In Children of the Revolution, the meaning and power of the original lyrics are transformed and amplified by the legacy of political protest, revolution and trauma in South Africa. Through the voices of a different time and place, and a rearranged score by composer and choir leader Bongani Magatyana, the T.Rex song is counter-colonised, plucked from its sparkling Glam Rock origins and used as a rallying cry into the past, present and future of this country. The piece is broadcast from 9 custom-made speaker cabinets visually echoing the Intonarumori noise generating machines of the Italian Futurist Luigi Russolo. Russolo designed the Intonarumori as an instrument that would reflect the aural progress of a new era. In “The Art of Noise” manifesto, he wrote about sound in the context of the Industrial Revolution, and the emergent ‘noise aesthetics’ of the time. This document was published in the same year the 1913 Land Act was passed in South Africa, and the artwork allows the early Modernist radical politics of change and revolution to speak to the socio-political unrest of South Africa then and now.
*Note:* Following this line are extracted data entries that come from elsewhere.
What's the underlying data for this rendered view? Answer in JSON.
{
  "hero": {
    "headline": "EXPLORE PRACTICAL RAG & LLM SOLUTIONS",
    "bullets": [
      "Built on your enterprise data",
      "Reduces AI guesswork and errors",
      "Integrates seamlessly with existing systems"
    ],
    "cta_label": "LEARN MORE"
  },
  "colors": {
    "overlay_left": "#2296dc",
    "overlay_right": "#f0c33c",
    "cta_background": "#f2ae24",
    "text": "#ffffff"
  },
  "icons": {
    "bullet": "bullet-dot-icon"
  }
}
The recorded chants of recovering drug addicts from the Sultan Bahu Rehab Centre in Untitled (Al Madat) provide a different perspective on the idea of the chorus. Their voices are joined in a shared experience of sublimation and community healing, as they use the dhikr to move through a space of intoxication into one of transcendence. Dhikr (literally, “remembrance”) is a traditional Islamic recitation, where the names of God are chanted with special breathing techniques, often with trance-like effects, brought to the Cape by the Malay Slaves from the 1600s. This ritual is used by the Rehabilitation Centre as an augmentation to the curative process. “Al Madat,” the specific dhikr used for this installation, translates as “help,” and is here used to implore the Prophet for assistance. This work draws on the history of Malay slaves in the Cape, and the modern day struggle with drug abuse, illness and gang violence in the Cape Flats and Mitchell’s Plain.

Alternating between local and globalized forms of community and nationhood, There is a Light That Never Goes Out brings to bear the figure of China as a looming industrial giant, as well as expressing a lived experience of Chinese influence in terms of its role in the economy and imagination of the West. This work plays out a dual sense of Romance and Fear associated with Chinese cultural and commercial expansion, while continuing to develop the ideas of nationalism, translation, and ‘pop’ sampling found elsewhere on the show.